The S&P analysts have stated that the PLIS policy was introduced by the Indian government to make India export driven followed by its attempt to be more interlinked in the global supply.
Based on the same perspective, Morgan and Stanley have mentioned that India is likely to increase its GDP from 15.6 percent to 21 percent by the end of 2031, which implies that the manufacturing revenue will increase three times from the present value of 447 billion to 1490 billion USD according to the bank.
Morgan Stanley has stated that multinational companies have become optimistic to invest in India, and the Indian government is emphasizing more to boost the economy by encouraging investments in building infrastructure as well as supplying land for factories.
India has many advantages in this aspect which include low-cost labor, the low cost of manufacturing processes, ready-to-invest, business-friendly policies followed by a young demographic condition in the country.
The attraction options make it suitable for India to be an attractive choice for establishing manufacturing hubs by the end of the decade, boosting the country’s economy.
However, there are many risk factors associated with India which can be a hindrance to becoming the third-largest economy in the world since India is highly trade-dependent and exports 20 percent of its output.
Other risk factors may involve the change in political reforms caused by the power given to a weaker government, adverse geopolitical conditions, and lack of skilled labor.
India’s GDP has increased significantly from what it was recorded during the pre-covid times.
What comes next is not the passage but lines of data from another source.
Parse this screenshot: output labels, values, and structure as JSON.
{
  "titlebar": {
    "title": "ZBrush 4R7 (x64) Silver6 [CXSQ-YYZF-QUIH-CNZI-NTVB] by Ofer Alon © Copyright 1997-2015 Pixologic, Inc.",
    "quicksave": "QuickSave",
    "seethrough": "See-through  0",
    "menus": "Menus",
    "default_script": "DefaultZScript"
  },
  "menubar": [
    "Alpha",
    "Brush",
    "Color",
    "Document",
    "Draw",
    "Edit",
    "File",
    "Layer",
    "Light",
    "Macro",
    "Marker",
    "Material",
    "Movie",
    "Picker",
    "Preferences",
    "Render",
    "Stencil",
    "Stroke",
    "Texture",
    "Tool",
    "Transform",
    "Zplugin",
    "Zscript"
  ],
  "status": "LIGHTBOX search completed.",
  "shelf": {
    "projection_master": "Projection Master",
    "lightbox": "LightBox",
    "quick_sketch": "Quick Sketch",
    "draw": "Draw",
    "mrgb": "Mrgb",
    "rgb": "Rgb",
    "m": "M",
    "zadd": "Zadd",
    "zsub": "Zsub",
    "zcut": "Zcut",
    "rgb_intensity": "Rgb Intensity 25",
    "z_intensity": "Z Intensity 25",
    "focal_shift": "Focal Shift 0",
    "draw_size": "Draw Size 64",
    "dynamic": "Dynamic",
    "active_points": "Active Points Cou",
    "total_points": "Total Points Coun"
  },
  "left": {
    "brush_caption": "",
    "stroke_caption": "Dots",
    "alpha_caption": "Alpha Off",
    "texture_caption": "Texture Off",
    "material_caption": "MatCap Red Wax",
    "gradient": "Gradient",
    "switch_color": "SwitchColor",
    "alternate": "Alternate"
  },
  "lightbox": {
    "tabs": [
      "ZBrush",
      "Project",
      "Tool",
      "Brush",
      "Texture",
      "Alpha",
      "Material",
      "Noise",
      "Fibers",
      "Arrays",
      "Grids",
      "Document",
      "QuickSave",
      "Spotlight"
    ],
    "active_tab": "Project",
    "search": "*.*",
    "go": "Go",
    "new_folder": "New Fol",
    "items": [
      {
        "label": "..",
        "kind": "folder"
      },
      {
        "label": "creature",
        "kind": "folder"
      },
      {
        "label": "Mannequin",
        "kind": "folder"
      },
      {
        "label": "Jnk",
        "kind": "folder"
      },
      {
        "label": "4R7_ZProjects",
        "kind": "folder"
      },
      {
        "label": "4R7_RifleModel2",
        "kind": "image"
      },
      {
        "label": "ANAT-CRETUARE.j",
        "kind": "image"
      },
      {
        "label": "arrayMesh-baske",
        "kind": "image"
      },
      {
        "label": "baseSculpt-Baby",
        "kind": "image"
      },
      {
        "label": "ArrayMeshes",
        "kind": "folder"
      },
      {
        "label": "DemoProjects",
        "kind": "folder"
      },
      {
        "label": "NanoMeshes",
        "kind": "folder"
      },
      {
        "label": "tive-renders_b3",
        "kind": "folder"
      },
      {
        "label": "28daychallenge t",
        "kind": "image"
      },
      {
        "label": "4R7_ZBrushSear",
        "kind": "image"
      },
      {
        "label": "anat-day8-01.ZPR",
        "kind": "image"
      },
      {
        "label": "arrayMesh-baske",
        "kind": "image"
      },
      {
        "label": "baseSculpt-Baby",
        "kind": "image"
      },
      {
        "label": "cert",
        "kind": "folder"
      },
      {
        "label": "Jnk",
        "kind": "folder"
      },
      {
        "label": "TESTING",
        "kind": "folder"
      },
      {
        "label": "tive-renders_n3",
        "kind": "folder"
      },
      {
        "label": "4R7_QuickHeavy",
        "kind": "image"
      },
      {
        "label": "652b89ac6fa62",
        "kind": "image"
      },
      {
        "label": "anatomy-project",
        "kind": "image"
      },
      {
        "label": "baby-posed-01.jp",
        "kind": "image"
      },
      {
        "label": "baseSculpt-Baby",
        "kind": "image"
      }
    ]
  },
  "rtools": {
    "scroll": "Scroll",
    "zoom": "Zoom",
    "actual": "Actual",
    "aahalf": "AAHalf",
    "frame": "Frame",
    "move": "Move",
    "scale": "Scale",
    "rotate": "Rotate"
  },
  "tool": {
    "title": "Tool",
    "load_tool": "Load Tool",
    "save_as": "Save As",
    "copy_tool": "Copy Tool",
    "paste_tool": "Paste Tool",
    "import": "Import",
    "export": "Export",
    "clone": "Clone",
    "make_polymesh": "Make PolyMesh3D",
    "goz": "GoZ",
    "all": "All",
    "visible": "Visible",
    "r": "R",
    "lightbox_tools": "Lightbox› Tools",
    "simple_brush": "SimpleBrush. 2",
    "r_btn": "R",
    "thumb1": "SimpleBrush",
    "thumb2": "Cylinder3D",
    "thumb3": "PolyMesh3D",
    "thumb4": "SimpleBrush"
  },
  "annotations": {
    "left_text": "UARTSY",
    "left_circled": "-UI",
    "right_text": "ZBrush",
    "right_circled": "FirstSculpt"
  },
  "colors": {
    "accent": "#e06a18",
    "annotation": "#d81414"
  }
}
The forward-looking growth may prove to be weaker than the previous quarters, as stated by the Chief Economist in Nomura.
Based on the rate of growth, real GDP has reached 8 percent above pre-covid times, but the country is likely to be affected by the global recession.
Similarly, all the other sources have stated that more priority should be given to human capital investment to boost human health and investment to minimize the risk factors of India becoming the third dominant economy.
It is especially integral for a post-pandemic economy where greater disruptions have been given to the informal sector due to the inequality in wealth and economic conditions. The covid-19 times saw the downfall of the labor force participation rate, including women.